Cosmic Sailor is the final track of the story and my second album highlight. This is a beautiful ambient track which at least initially reminds me stylistically of the verses of Pink Floyd’s Comfortably Numb. It goes further than the Floyd in establishing that melancholic, emotional ambience, and definitely never tries to establish a high emotional release similar to Gilmour’s high-flying peak of a guitar solo in that song. Instead, it stays within its emotional boundaries throughout, possibly burrowing downwards rather than up.

Hey, I’m still here breathing
My perception’s expanding
But the vision seems so strange
There are colours returning
Changing as I move
Changing as I move

Through the morning
Move through the grey

The title Cosmic Sailor could indicate that our main character has passed on to the next plane of existence, whatever that is, but an alternative interpretation is that he was saved at the last moment. It is entirely possible that people reached the base in the nick of time, but this is not clear at all. Brennare gave the seemingly positive statement “the story ends more positively than it begins”, but those familiar with his works will know that this may not mean what we’d think.

The song carries with it an intense beauty that can only be found in melancholy, which is to find pure moments of joy (or at least bittersweetness) even when surrounded by sadness. The atmosphere build of the song is incredible. What a track to end the story with.

The song’s final two minutes consist of ambient effects and -eventually – a slight low-fi musical coda. This is a very nice ending to the story as a whole, but it might not please the iPod-shuffle listeners who are looking for a musical quick fix.

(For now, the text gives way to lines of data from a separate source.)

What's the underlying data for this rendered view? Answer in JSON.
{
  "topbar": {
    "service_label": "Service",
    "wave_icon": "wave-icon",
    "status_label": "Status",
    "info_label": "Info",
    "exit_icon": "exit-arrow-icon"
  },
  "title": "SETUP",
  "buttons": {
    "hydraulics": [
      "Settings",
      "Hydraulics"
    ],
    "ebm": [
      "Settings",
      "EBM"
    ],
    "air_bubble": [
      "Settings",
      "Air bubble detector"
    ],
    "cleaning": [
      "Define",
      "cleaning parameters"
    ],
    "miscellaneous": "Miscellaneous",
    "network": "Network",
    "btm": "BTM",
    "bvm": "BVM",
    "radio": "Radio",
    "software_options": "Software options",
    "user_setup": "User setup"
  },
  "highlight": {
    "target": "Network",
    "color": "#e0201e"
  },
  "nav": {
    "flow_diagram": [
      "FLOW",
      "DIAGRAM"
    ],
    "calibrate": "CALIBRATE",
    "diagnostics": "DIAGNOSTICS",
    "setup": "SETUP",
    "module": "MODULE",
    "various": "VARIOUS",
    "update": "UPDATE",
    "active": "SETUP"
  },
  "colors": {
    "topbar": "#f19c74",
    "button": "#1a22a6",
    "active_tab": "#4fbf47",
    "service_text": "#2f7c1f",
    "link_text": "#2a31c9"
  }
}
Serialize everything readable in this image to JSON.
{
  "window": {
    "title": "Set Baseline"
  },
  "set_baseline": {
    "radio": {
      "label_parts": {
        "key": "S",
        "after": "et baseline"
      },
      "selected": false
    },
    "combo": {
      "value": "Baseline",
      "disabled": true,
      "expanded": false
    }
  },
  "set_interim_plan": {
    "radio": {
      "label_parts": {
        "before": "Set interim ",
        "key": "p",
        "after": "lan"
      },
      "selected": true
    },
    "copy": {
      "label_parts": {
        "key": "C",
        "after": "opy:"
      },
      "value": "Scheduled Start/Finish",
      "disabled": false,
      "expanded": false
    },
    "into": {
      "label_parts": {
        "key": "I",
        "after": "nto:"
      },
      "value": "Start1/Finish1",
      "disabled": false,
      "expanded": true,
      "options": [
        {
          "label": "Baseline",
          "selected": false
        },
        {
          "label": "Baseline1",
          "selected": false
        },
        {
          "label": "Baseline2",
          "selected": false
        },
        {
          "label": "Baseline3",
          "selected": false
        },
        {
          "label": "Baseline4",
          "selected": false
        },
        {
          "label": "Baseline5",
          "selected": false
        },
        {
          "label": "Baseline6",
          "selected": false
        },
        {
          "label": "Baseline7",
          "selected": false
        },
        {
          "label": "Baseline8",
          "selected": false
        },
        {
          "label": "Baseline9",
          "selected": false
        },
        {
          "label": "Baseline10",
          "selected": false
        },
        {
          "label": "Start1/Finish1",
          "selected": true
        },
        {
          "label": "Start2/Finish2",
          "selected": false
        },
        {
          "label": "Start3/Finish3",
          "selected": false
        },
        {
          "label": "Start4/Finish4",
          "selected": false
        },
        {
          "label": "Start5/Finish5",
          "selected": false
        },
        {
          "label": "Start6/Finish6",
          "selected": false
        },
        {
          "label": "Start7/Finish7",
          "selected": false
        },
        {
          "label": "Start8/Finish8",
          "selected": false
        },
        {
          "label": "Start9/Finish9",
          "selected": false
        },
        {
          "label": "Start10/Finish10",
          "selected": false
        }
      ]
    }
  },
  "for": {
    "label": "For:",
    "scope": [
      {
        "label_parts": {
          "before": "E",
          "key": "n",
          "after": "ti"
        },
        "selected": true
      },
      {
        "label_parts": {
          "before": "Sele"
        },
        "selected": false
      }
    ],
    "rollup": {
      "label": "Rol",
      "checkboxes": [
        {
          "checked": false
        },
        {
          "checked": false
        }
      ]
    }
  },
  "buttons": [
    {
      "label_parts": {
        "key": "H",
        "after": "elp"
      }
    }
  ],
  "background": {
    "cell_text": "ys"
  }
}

There is one more track on the disc. In Gloom is a bonus track that was created alongside the other songs, but it was not used in the story and ended up as a complete standalone track. This meant it was in danger of being excluded, but fortunately its creator became fond of it. “I like that song,” says Brennare, “and I just couldn’t exclude it from the album.”

I am glad he felt that way, as it has a more organic sound, with the sound of a cello adding a lot of colour to it and making it sound like an outtake from Forever Autumn (my favourite Lake of Tears album, released in 1999).

RELATED ARTICLE: The story behind the song «Forever Autumn» by Lake of Tears

As Lake of Tears is now more or less a one man band, the prospect of playing live is less certain. Brennare seems very doubtful whenever this comes up in interviews, but has also signalled that he has had some thoughts about a stage set-up which would involve a mixture between music concert and theatre. While not likely, it is not impossible that it could happen at some point in the future.

It has also been unclear what the future holds for Lake of Tears. It would be a shame if the project should cease to exist at this point, and fortunately Daniel Brennare has signalled that he has started to feel similarly.

“The record is already old in my mind, as I’ve been working on it for so many years,” Brennare told terrarelicta.com. “So, I’ve been thinking about some kind of continuation because I found something new in this style of writing which is not so much chorus-based but more like a cinematic story. I would like to continue that in some way. I have some ideas and would like to make it because this one, the Ominous album, even if it ends on a more positive note than it begins, I would like to continue the story. Hopefully, I will make it.”